When you attempt something as epic as Silent Planet is attempting, people are more likely to give grace if the product is anything less than spectacular. But when the product is spectacular, words fall pathetically short. And Silent Planet's latest, When the End Began, is just so spectacular.
Although When the End Began is the band's third full-length album, public knowledge has been slow coming. The band joined industry veteran August Burns Red for the Constellations 10th Anniversary Tour and, in early 2020, headlined the Trilogy Tour, with Currents, Invent Animate and Greyhaven.
Silent Planet's discography has taken on such a trajectory that the two instrumental tracks on the album ("Look Outside: Dream" and "Look Inside: Awake") reference a quote by Carl Jung, and no listener of the band is shocked; it's just par for the course. The subject matter of the album is no different. Listeners will be given brief histories of such topics as the Spanish Civil War, homelessness and the American opioid crisis. And in this respect, Silent Planet is without rival.
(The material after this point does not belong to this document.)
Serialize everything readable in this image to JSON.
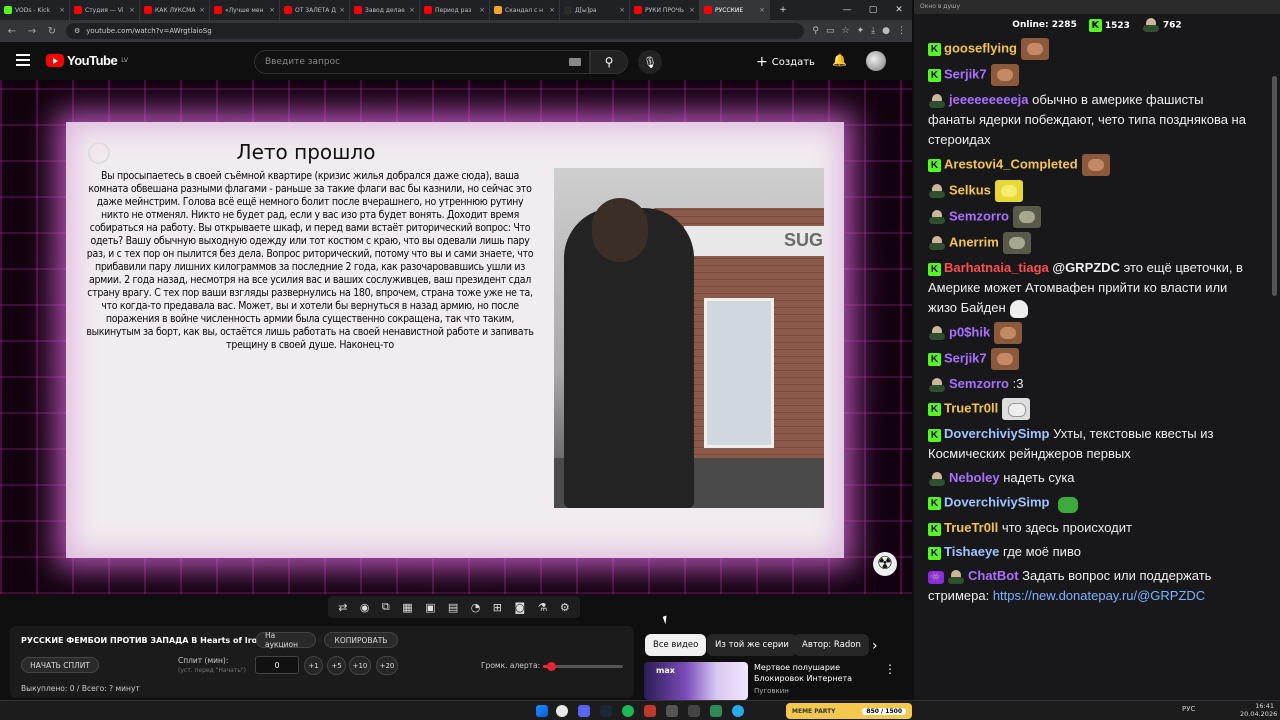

The album has its many highs and, if I had to pick one, perhaps just one low. Track 13, "The Anatomy of Time (Babel)," dives into the ideas presented in the recent film Arrival, and is the track that doesn't seem to fit in with the rest of the album. That being said, any song that touched on C.S. Lewis, Schlesinger and Sartre can not possibly be that bad. The highlights are many. Lead single "Northern Fires (Guernica)" is the hardest track on the album, yet still manages to speak against tyranny and the danger of religion blending with totalitarian governance. The line "the masses kneel before the golden cross/ held by the priest/who bows at the feet of the king" is yelled/rapped by frontman Garret Russell in a stinging rebuke of any religious figure more interested in political gain than in the shepherding of their congregation. Although the track is firmly rooted in fascist Spain, the message could not be more relevant. "Lower Empire" is also a highlight and my personal favorite track. As evidenced in the lyric "What a world we knew before we fearfully withdrew to our silent cells of solitude...but still I hear you. I hear you," no one else is blending such poetic lyricism with such vocal intensity in the genre (and not to mention the references to Orwell, South Park, and the words of Jesus in Matthew 16 speaking of losing one's life in order to find the life found only in Christ).
It is easy for metalcore lyric writers to fill in verses with vaguely uplifting, pseudo-religious jargon that no one, including these same writers, would seem to understand. But every single line of When the End Began drips with thoughtfulness, struggle, and an attempt to see the redemptive work of Christ in everything, even the most personal of hells. Not a single moment is wasted, evidenced by a recitation of Exodus 3:14 where God sends Moses to the Israelites with the message I AM WHO I AM in its original Hebrew in "The Vanity of Sleep." There are bands who deliver the endless head-banging some desire, and there is plenty of music to engage the mind and soul. Very few bands offer both in a coherent, relevant package like Silent Planet in When the End Began.